First, he is the son of the current Secretary of State.

Second, he was initially plucked for a role as an FCC Commissioner in 1997 by Senator John McCain who, despite a reputation as a campaign finance reformer, had, according to FAIR, “the distinction of being the senator who has received the most money from the media industry” in the eight years 1993-2001. The Center for Public Integrity lists McCain’s corporate donors, among which are: US West; AT&T; Bell South; Viacom; SBC Communications; Motorola; and Bell Atlantic (now Verizon). In helping Powell, who was only four years out of law school at the time, get his initial position in the FCC, “McCain single-handedly nixed a second term for the highly regarded Rachelle Chong.”

Third, Powell was a lawyer at the high-powered Washington firm of O’Melveny and Myers, where, according to his official FCC biography, “he focused on litigation and regulatory matters involving telecommunications, antitrust and employment law.” What the FCC bio fails to mention, but that we can find out elsewhere, is that O’Melveny and Myers spends much of its time serving the interests of the corporate media, representing some of the biggest telecommunications and media companies around, including Disney, Sony Pictures, and GTE.

So Powell, a lawyer representing big media, and assisted by the senator most in debt to big media, is now in charge of the Federal Communications Commission.

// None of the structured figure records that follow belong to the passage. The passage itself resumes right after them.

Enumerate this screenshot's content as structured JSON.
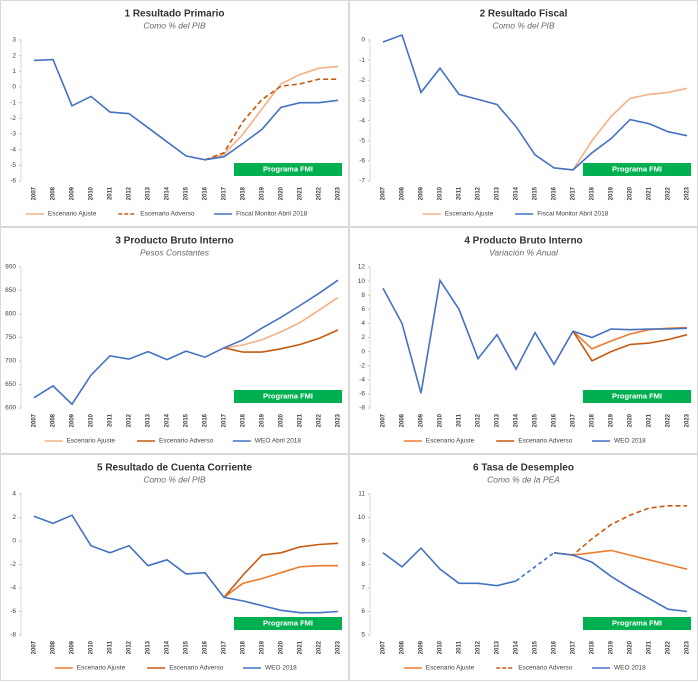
{
  "chart_data": [
    {
      "type": "line",
      "title": "1 Resultado Primario",
      "subtitle": "Como % del PIB",
      "categories": [
        "2007",
        "2008",
        "2009",
        "2010",
        "2011",
        "2012",
        "2013",
        "2014",
        "2015",
        "2016",
        "2017",
        "2018",
        "2019",
        "2020",
        "2021",
        "2022",
        "2023"
      ],
      "series": [
        {
          "name": "Escenario Ajuste",
          "color": "#f4b183",
          "dashed": false,
          "values": [
            null,
            null,
            null,
            null,
            null,
            null,
            null,
            null,
            null,
            -4.65,
            -4.3,
            -3.0,
            -1.4,
            0.2,
            0.8,
            1.2,
            1.3
          ]
        },
        {
          "name": "Escenario Adverso",
          "color": "#c55a11",
          "dashed": true,
          "values": [
            null,
            null,
            null,
            null,
            null,
            null,
            null,
            null,
            null,
            -4.65,
            -4.2,
            -2.2,
            -0.8,
            0.05,
            0.2,
            0.5,
            0.5
          ]
        },
        {
          "name": "Fiscal Monitor Abril 2018",
          "color": "#4472c4",
          "dashed": false,
          "values": [
            1.7,
            1.75,
            -1.2,
            -0.6,
            -1.6,
            -1.7,
            -2.6,
            -3.5,
            -4.4,
            -4.65,
            -4.45,
            -3.6,
            -2.7,
            -1.3,
            -1.0,
            -1.0,
            -0.85
          ]
        }
      ],
      "ylim": [
        -6,
        3
      ],
      "yticks": [
        -6,
        -5,
        -4,
        -3,
        -2,
        -1,
        0,
        1,
        2,
        3
      ],
      "annotation": "Programa FMI"
    },
    {
      "type": "line",
      "title": "2 Resultado Fiscal",
      "subtitle": "Como % del PIB",
      "categories": [
        "2007",
        "2008",
        "2009",
        "2010",
        "2011",
        "2012",
        "2013",
        "2014",
        "2015",
        "2016",
        "2017",
        "2018",
        "2019",
        "2020",
        "2021",
        "2022",
        "2023"
      ],
      "series": [
        {
          "name": "Escenario Ajuste",
          "color": "#f4b183",
          "dashed": false,
          "values": [
            null,
            null,
            null,
            null,
            null,
            null,
            null,
            null,
            null,
            -6.35,
            -6.45,
            -5.0,
            -3.8,
            -2.9,
            -2.7,
            -2.6,
            -2.4
          ]
        },
        {
          "name": "Fiscal Monitor Abril 2018",
          "color": "#4472c4",
          "dashed": false,
          "values": [
            -0.1,
            0.25,
            -2.6,
            -1.4,
            -2.7,
            -2.95,
            -3.2,
            -4.3,
            -5.7,
            -6.35,
            -6.45,
            -5.6,
            -4.9,
            -3.95,
            -4.15,
            -4.55,
            -4.75
          ]
        }
      ],
      "ylim": [
        -7,
        0
      ],
      "yticks": [
        -7,
        -6,
        -5,
        -4,
        -3,
        -2,
        -1,
        0
      ],
      "annotation": "Programa FMI"
    },
    {
      "type": "line",
      "title": "3 Producto Bruto Interno",
      "subtitle": "Pesos Constantes",
      "categories": [
        "2007",
        "2008",
        "2009",
        "2010",
        "2011",
        "2012",
        "2013",
        "2014",
        "2015",
        "2016",
        "2017",
        "2018",
        "2019",
        "2020",
        "2021",
        "2022",
        "2023"
      ],
      "series": [
        {
          "name": "Escenario Ajuste",
          "color": "#f4b183",
          "dashed": false,
          "values": [
            null,
            null,
            null,
            null,
            null,
            null,
            null,
            null,
            null,
            null,
            728,
            734,
            745,
            762,
            782,
            808,
            835
          ]
        },
        {
          "name": "Escenario Adverso",
          "color": "#c55a11",
          "dashed": false,
          "values": [
            null,
            null,
            null,
            null,
            null,
            null,
            null,
            null,
            null,
            null,
            728,
            719,
            719,
            726,
            735,
            748,
            766
          ]
        },
        {
          "name": "WEO Abril 2018",
          "color": "#4472c4",
          "dashed": false,
          "values": [
            622,
            647,
            608,
            670,
            711,
            704,
            720,
            703,
            721,
            708,
            728,
            745,
            770,
            793,
            818,
            844,
            872
          ]
        }
      ],
      "ylim": [
        600,
        900
      ],
      "yticks": [
        600,
        650,
        700,
        750,
        800,
        850,
        900
      ],
      "annotation": "Programa FMI"
    },
    {
      "type": "line",
      "title": "4 Producto Bruto Interno",
      "subtitle": "Variación % Anual",
      "categories": [
        "2007",
        "2008",
        "2009",
        "2010",
        "2011",
        "2012",
        "2013",
        "2014",
        "2015",
        "2016",
        "2017",
        "2018",
        "2019",
        "2020",
        "2021",
        "2022",
        "2023"
      ],
      "series": [
        {
          "name": "Escenario Ajuste",
          "color": "#ed7d31",
          "dashed": false,
          "values": [
            null,
            null,
            null,
            null,
            null,
            null,
            null,
            null,
            null,
            null,
            2.9,
            0.4,
            1.5,
            2.5,
            3.1,
            3.3,
            3.4
          ]
        },
        {
          "name": "Escenario Adverso",
          "color": "#c55a11",
          "dashed": false,
          "values": [
            null,
            null,
            null,
            null,
            null,
            null,
            null,
            null,
            null,
            null,
            2.9,
            -1.3,
            0.0,
            1.0,
            1.2,
            1.7,
            2.4
          ]
        },
        {
          "name": "WEO 2018",
          "color": "#4472c4",
          "dashed": false,
          "values": [
            9.0,
            4.0,
            -5.9,
            10.1,
            6.0,
            -1.0,
            2.4,
            -2.5,
            2.7,
            -1.8,
            2.9,
            2.0,
            3.2,
            3.1,
            3.2,
            3.2,
            3.3
          ]
        }
      ],
      "ylim": [
        -8,
        12
      ],
      "yticks": [
        -8,
        -6,
        -4,
        -2,
        0,
        2,
        4,
        6,
        8,
        10,
        12
      ],
      "annotation": "Programa FMI"
    },
    {
      "type": "line",
      "title": "5 Resultado de Cuenta Corriente",
      "subtitle": "Como % del PIB",
      "categories": [
        "2007",
        "2008",
        "2009",
        "2010",
        "2011",
        "2012",
        "2013",
        "2014",
        "2015",
        "2016",
        "2017",
        "2018",
        "2019",
        "2020",
        "2021",
        "2022",
        "2023"
      ],
      "series": [
        {
          "name": "Escenario Ajuste",
          "color": "#ed7d31",
          "dashed": false,
          "values": [
            null,
            null,
            null,
            null,
            null,
            null,
            null,
            null,
            null,
            null,
            -4.8,
            -3.6,
            -3.2,
            -2.7,
            -2.2,
            -2.1,
            -2.1
          ]
        },
        {
          "name": "Escenario Adverso",
          "color": "#c55a11",
          "dashed": false,
          "values": [
            null,
            null,
            null,
            null,
            null,
            null,
            null,
            null,
            null,
            null,
            -4.8,
            -2.9,
            -1.2,
            -1.0,
            -0.5,
            -0.3,
            -0.2
          ]
        },
        {
          "name": "WEO 2018",
          "color": "#4472c4",
          "dashed": false,
          "values": [
            2.1,
            1.5,
            2.2,
            -0.4,
            -1.0,
            -0.4,
            -2.1,
            -1.6,
            -2.8,
            -2.7,
            -4.8,
            -5.1,
            -5.5,
            -5.9,
            -6.1,
            -6.1,
            -6.0
          ]
        }
      ],
      "ylim": [
        -8,
        4
      ],
      "yticks": [
        -8,
        -6,
        -4,
        -2,
        0,
        2,
        4
      ],
      "annotation": "Programa FMI"
    },
    {
      "type": "line",
      "title": "6 Tasa de Desempleo",
      "subtitle": "Como % de la PEA",
      "categories": [
        "2007",
        "2008",
        "2009",
        "2010",
        "2011",
        "2012",
        "2013",
        "2014",
        "2015",
        "2016",
        "2017",
        "2018",
        "2019",
        "2020",
        "2021",
        "2022",
        "2023"
      ],
      "series": [
        {
          "name": "Escenario Ajuste",
          "color": "#ed7d31",
          "dashed": false,
          "values": [
            null,
            null,
            null,
            null,
            null,
            null,
            null,
            null,
            null,
            8.5,
            8.4,
            8.5,
            8.6,
            8.4,
            8.2,
            8.0,
            7.8
          ]
        },
        {
          "name": "Escenario Adverso",
          "color": "#c55a11",
          "dashed": true,
          "values": [
            null,
            null,
            null,
            null,
            null,
            null,
            null,
            null,
            null,
            8.5,
            8.4,
            9.1,
            9.7,
            10.1,
            10.4,
            10.5,
            10.5
          ]
        },
        {
          "name": "WEO 2018",
          "color": "#4472c4",
          "dashed": false,
          "gap_style": "dashed",
          "values": [
            8.5,
            7.9,
            8.7,
            7.8,
            7.2,
            7.2,
            7.1,
            7.3,
            null,
            8.5,
            8.4,
            8.1,
            7.5,
            7.0,
            6.55,
            6.1,
            6.0
          ]
        }
      ],
      "ylim": [
        5,
        11
      ],
      "yticks": [
        5,
        6,
        7,
        8,
        9,
        10,
        11
      ],
      "annotation": "Programa FMI"
    }
  ]
}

This sort of thing happens further down the line, too, with hundreds of people that we never even hear about in the news. They move from roles as industry lobbyists into government positions designed to oversee those very industries. In the FCC, one of Powell’s commissioner’s, Kathleen Abernathy, was previously a telecommunications industry lobbyist. Eric Schlosser’s excellent book Fast Food Nation details some of the meat industry lobbyists who have moved into positions with OSHA and the FDA. The list of foxes guarding the henhouse goes on and on.

And the fact that such influence-peddling is carried out by both elephants and donkeys does not make me any happier about it. If it were just one party or the other, at least we would have someone to turn to in an attempt to curtail it.

Actually it was high, given that he was not yet a Times columnist and given that he was required to do very little work for it.

If you’re correct that these three columnists didn’t divulge the arrangement, and if they wrote about Enron without divulging the arrangement, then they behaved unethically IMHO.

“Actually it was high, given that he was not yet a Times columnist and given that he was required to do very little work for it.”
Krugman was a very high-profile economist before he became a Times columnist. He was a leading theorist of currency crises which made him even more prominent at the time of the Asian crisis.

So 50,000 for several days of work is not at all high for someone like that. Some people get paid that much for a single speech.

As for the detalis of who divulged what check out the Salon article you quoted for the facts. Krugman was the only one who disclosed the connection before the story broke out.